Effect of Ammonium Perchlorate Particle Size on Flow, Ballistic, and Mechanical Properties of Composite Propellant

Composite propellant based on hydroxyl-terminated polybutadiene and ammonium perchlorate (AP) has become the workhorse propellant for modern-day missiles and space vehicles. AP is the main ingredient and is used as an oxidizer in composite propellant and accounts for approximately 70%–80% of the composition. AP plays a vital role in tailoring the burning rate of the propellant using multimodal particle size distributions and provides strength to the propellant as filler. AP is ground to different particle sizes for use in propellant formulations to achieve different burn rates and higher solid loading. Grinding of AP leads to generation of a large surface area with excess surface energy and there is a tendency for agglomeration, segregation, caking, bridging, and no flow in silo/bin/hopper, stockpile, feeder, chute, conveyor, etc.

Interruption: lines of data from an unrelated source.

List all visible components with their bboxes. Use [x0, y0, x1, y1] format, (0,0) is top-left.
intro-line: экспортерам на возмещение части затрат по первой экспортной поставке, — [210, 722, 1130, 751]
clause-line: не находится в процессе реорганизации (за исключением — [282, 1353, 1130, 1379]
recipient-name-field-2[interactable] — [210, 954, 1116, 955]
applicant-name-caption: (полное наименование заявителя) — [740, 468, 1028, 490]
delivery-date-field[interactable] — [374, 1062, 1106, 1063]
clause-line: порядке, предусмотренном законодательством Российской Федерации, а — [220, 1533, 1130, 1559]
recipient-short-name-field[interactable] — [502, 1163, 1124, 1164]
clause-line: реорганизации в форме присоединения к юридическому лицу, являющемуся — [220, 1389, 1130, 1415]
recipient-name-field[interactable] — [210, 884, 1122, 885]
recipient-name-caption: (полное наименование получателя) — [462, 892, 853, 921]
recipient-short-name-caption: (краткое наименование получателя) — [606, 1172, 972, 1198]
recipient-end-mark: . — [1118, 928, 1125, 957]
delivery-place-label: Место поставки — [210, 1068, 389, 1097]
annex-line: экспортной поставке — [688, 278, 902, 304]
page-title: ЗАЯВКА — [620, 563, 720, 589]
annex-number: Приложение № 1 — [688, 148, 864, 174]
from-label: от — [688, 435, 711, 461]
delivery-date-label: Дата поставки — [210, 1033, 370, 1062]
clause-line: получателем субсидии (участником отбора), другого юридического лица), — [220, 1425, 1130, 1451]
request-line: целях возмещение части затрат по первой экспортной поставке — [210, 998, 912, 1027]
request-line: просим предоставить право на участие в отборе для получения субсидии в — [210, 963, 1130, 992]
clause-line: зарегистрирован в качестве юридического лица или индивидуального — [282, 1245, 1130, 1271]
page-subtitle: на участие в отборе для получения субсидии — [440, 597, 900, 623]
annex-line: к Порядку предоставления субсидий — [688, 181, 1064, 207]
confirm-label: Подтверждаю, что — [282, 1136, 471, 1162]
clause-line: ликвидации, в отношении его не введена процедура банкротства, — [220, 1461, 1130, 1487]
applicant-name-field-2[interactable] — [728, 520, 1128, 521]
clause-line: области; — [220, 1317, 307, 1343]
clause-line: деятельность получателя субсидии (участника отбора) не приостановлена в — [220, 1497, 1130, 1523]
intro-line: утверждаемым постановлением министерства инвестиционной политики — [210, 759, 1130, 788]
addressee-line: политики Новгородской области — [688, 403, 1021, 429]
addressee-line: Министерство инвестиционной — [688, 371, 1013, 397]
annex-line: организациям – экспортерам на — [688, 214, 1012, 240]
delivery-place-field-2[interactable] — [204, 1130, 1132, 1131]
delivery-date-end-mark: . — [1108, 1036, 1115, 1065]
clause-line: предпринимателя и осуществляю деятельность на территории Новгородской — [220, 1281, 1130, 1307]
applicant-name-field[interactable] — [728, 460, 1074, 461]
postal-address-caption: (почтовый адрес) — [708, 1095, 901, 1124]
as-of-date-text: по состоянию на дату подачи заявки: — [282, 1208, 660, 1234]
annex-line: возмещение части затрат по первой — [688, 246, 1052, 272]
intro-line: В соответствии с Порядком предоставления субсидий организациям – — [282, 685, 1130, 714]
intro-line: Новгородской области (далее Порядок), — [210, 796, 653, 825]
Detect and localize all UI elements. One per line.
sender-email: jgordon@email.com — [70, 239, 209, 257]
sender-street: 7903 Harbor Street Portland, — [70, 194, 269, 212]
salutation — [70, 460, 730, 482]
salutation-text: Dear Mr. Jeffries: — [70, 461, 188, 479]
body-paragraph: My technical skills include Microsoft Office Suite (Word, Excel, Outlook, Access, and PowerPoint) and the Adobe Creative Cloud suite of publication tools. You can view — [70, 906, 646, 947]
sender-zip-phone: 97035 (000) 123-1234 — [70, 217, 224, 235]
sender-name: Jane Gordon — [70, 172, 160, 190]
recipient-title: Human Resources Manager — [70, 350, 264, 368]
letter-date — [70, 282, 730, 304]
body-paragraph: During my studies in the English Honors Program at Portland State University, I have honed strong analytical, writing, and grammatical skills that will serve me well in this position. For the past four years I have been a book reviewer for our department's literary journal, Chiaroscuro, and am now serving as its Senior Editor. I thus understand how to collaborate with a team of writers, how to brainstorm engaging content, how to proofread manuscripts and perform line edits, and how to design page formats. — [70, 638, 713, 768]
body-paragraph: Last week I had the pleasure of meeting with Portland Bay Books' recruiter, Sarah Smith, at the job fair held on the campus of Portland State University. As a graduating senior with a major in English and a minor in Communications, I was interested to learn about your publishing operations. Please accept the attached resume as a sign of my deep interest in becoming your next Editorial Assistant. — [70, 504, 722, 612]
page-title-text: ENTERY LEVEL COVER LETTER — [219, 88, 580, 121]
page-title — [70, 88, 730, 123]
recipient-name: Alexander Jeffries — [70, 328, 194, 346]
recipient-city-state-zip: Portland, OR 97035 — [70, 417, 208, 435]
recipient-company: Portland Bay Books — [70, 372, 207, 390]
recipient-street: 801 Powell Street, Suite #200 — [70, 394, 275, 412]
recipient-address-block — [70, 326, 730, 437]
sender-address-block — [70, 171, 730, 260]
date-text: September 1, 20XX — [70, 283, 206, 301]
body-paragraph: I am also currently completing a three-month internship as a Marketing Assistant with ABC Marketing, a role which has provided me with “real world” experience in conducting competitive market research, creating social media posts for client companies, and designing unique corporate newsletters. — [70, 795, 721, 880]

The propensity of the problems increases with increase in the time gap between grinding and mixing operations (with all propellant ingredients). Here, various grades (particle size fractions) of AP were used in propellant formulations and characterized with respect to physical and flow properties. Physical properties that were studied were particle size, shape, density, and moisture. Particle size distribution was determined using the sieve analysis and laser light scattering technique. Powder flowability was measured using shear strength, angle of repose, and tapped-to-bulk density measurements. The values of Hausner ratio and Carr index are highest for ultrafine AP, indicating that it is a highly compressible powder, whereas Hausner ratio and Carr index are lowest for the coarse AP, which indicates its free-flowing behavior.